In the simplest set up, H₃O⁺ ions are produced by a hollow cathode discharge and are reacted with the pollutant molecules to give protonated molecules that are detected in a mass spectrometer. The proton affinity of the target molecules must be greater than that of water for the reaction to proceed but this is the case for many common indoor pollutants. If not, other reagent ions like nitric oxide or krypton can be injected to produce the protonated reagents.

The ionisation technique is gentle, generally producing no other ions apart from the protonated molecules, but this is sufficient for monitoring purposes if the analytes are known. Apart from detecting certain airborne pollutants, PTR-MS can also be used in a dynamic way to follow their levels over time. The viability of this approach has been demonstrated by European scientists who carried out a range of different experiments on different materials.

Tobias Schripp and colleagues from Fraunhofer WKI, Braunschweig, Germany, and IONICON Analytik GmbH, Innsbruck, Austria, a company which manufactures a range of PTR-MS instruments, described five applications of PTR-MS in Indoor Air.

Watching paint dry

In the first illustration, four water-based white paints known to contain triethylamine were applied to glass plates and placed in a chamber attached to a PTR quadrupole mass spectrometer. The instrument was set to monitor m/z 102, corresponding to the protonated triethylamine molecule, over the next 25 hours. The concentrations were calculated using additional thermal desorption GC/MS measurements after the amine was collected in a trap.
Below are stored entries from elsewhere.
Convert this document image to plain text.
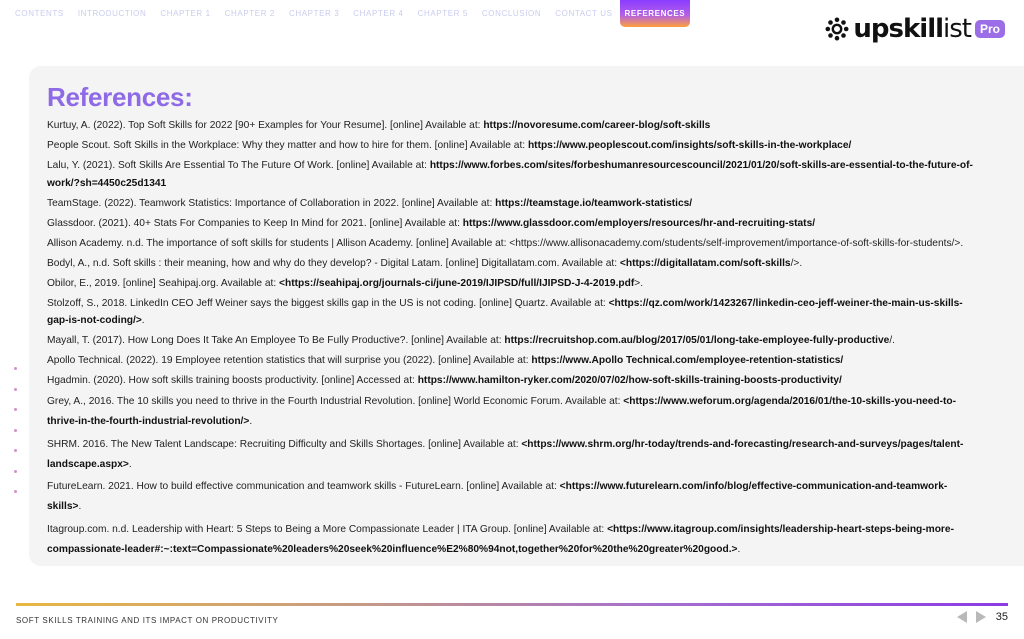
CONTENTS	INTRODUCTION	CHAPTER 1	CHAPTER 2	CHAPTER 3	CHAPTER 4	CHAPTER 5	CONCLUSION	CONTACT US	REFERENCES
upskillist Pro
References:

Kurtuy, A. (2022). Top Soft Skills for 2022 [90+ Examples for Your Resume]. [online] Available at: https://novoresume.com/career-blog/soft-skills

People Scout. Soft Skills in the Workplace: Why they matter and how to hire for them. [online] Available at: https://www.peoplescout.com/insights/soft-skills-in-the-workplace/

Lalu, Y. (2021). Soft Skills Are Essential To The Future Of Work. [online] Available at: https://www.forbes.com/sites/forbeshumanresourcescouncil/2021/01/20/soft-skills-are-essential-to-the-future-of-work/?sh=4450c25d1341

TeamStage. (2022). Teamwork Statistics: Importance of Collaboration in 2022. [online] Available at: https://teamstage.io/teamwork-statistics/

Glassdoor. (2021). 40+ Stats For Companies to Keep In Mind for 2021. [online] Available at: https://www.glassdoor.com/employers/resources/hr-and-recruiting-stats/

Allison Academy. n.d. The importance of soft skills for students | Allison Academy. [online] Available at: <https://www.allisonacademy.com/students/self-improvement/importance-of-soft-skills-for-students/>.

Bodyl, A., n.d. Soft skills : their meaning, how and why do they develop? - Digital Latam. [online] Digitallatam.com. Available at: <https://digitallatam.com/soft-skills/>.

Obilor, E., 2019. [online] Seahipaj.org. Available at: <https://seahipaj.org/journals-ci/june-2019/IJIPSD/full/IJIPSD-J-4-2019.pdf>.

Stolzoff, S., 2018. LinkedIn CEO Jeff Weiner says the biggest skills gap in the US is not coding. [online] Quartz. Available at: <https://qz.com/work/1423267/linkedin-ceo-jeff-weiner-the-main-us-skills-gap-is-not-coding/>.

Mayall, T. (2017). How Long Does It Take An Employee To Be Fully Productive?. [online] Available at: https://recruitshop.com.au/blog/2017/05/01/long-take-employee-fully-productive/.

Apollo Technical. (2022). 19 Employee retention statistics that will surprise you (2022). [online] Available at: https://www.Apollo Technical.com/employee-retention-statistics/

Hgadmin. (2020). How soft skills training boosts productivity. [online] Accessed at: https://www.hamilton-ryker.com/2020/07/02/how-soft-skills-training-boosts-productivity/

Grey, A., 2016. The 10 skills you need to thrive in the Fourth Industrial Revolution. [online] World Economic Forum. Available at: <https://www.weforum.org/agenda/2016/01/the-10-skills-you-need-to-thrive-in-the-fourth-industrial-revolution/>.

SHRM. 2016. The New Talent Landscape: Recruiting Difficulty and Skills Shortages. [online] Available at: <https://www.shrm.org/hr-today/trends-and-forecasting/research-and-surveys/pages/talent-landscape.aspx>.

FutureLearn. 2021. How to build effective communication and teamwork skills - FutureLearn. [online] Available at: <https://www.futurelearn.com/info/blog/effective-communication-and-teamwork-skills>.

Itagroup.com. n.d. Leadership with Heart: 5 Steps to Being a More Compassionate Leader | ITA Group. [online] Available at: <https://www.itagroup.com/insights/leadership-heart-steps-being-more-compassionate-leader#:~:text=Compassionate%20leaders%20seek%20influence%E2%80%94not,together%20for%20the%20greater%20good.>.

SOFT SKILLS TRAINING AND ITS IMPACT ON PRODUCTIVITY	35
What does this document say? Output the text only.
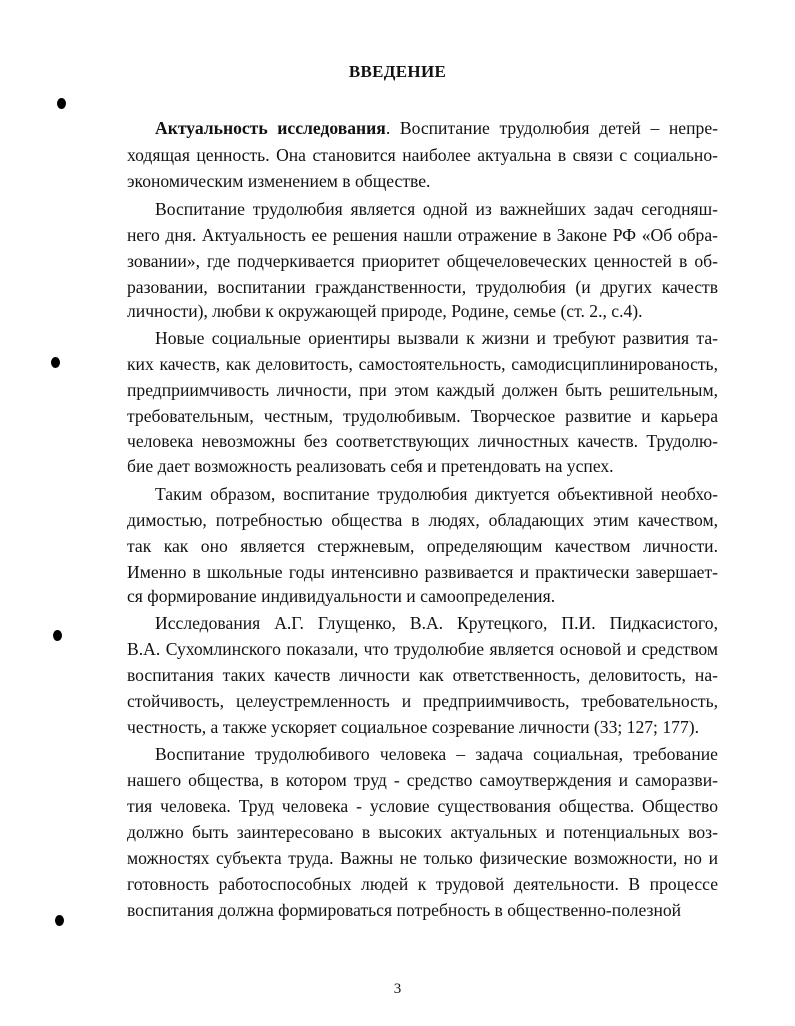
ВВЕДЕНИЕ
Актуальность исследования. Воспитание трудолюбия детей – непре-
ходящая ценность. Она становится наиболее актуальна в связи с социально-
экономическим изменением в обществе.
Воспитание трудолюбия является одной из важнейших задач сегодняш-
него дня. Актуальность ее решения нашли отражение в Законе РФ «Об обра-
зовании», где подчеркивается приоритет общечеловеческих ценностей в об-
разовании, воспитании гражданственности, трудолюбия (и других качеств
личности), любви к окружающей природе, Родине, семье (ст. 2., с.4).
Новые социальные ориентиры вызвали к жизни и требуют развития та-
ких качеств, как деловитость, самостоятельность, самодисциплинированость,
предприимчивость личности, при этом каждый должен быть решительным,
требовательным, честным, трудолюбивым. Творческое развитие и карьера
человека невозможны без соответствующих личностных качеств. Трудолю-
бие дает возможность реализовать себя и претендовать на успех.
Таким образом, воспитание трудолюбия диктуется объективной необхо-
димостью, потребностью общества в людях, обладающих этим качеством,
так как оно является стержневым, определяющим качеством личности.
Именно в школьные годы интенсивно развивается и практически завершает-
ся формирование индивидуальности и самоопределения.
Исследования А.Г. Глущенко, В.А. Крутецкого, П.И. Пидкасистого,
В.А. Сухомлинского показали, что трудолюбие является основой и средством
воспитания таких качеств личности как ответственность, деловитость, на-
стойчивость, целеустремленность и предприимчивость, требовательность,
честность, а также ускоряет социальное созревание личности (33; 127; 177).
Воспитание трудолюбивого человека – задача социальная, требование
нашего общества, в котором труд - средство самоутверждения и саморазви-
тия человека. Труд человека - условие существования общества. Общество
должно быть заинтересовано в высоких актуальных и потенциальных воз-
можностях субъекта труда. Важны не только физические возможности, но и
готовность работоспособных людей к трудовой деятельности. В процессе
воспитания должна формироваться потребность в общественно-полезной
3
All paints released triethylamine at a fast rate to begin with, before flattening out, but two were classified as strong emitters and the others as weak emitters of the unpleasant smelling compound. This type of experiments is useful for manufacturers trying to change the paint formulation as well as for users wishing to optimise the drying process.

Printing volatiles and building boards

In a second example, the volatiles emitted by a laser printer during operation were monitored, following m/z 105 and 107 for styrene and benzaldehyde, respectively. The high emission rates indicated that the compounds were reacting with ozone in the testing chamber, the ozone being produced by the printing process, although the species involved could not be determined at this stage.

Diffusion of toluene through a gypsum board used as a building product was studied in a double climate chamber, measuring m/z 93. The method allowed the diffusion coefficient to be calculated, giving a value in agreement with published values. PTR-MS was also used to measure the emission of toluene from special NIST reference foils as part of a round robin test and the release rates agreed with those from other participants.

These four examples used PTR quadrupole mass spectrometers but another application used a PTR-time-of-flight instrument in which the high-resolution capabilities allowed compounds to be identified as well as measured. This ability was demonstrated by studying the steady-state emission of volatile compounds from an oriented strand board, a type of building board.

The research team recommend the use of PTR-MS for analysing processes and materials in test chambers, like those they used for the current experiments. Having said that, they point out that the technique does have its drawbacks. Target compounds with low proton affinities could be influenced by the humidity of the surrounding air. In addition, calibration to determine the analyte concentrations can be difficult.

The positive points are the good time resolution, high sensitivity and robustness of the technique. The low mass resolution of PTR-MS on quadrupole instruments can be countered by the new generation of PTR-TOF mass spectrometers to give a broadly applicable technique for studying indoor volatile compounds.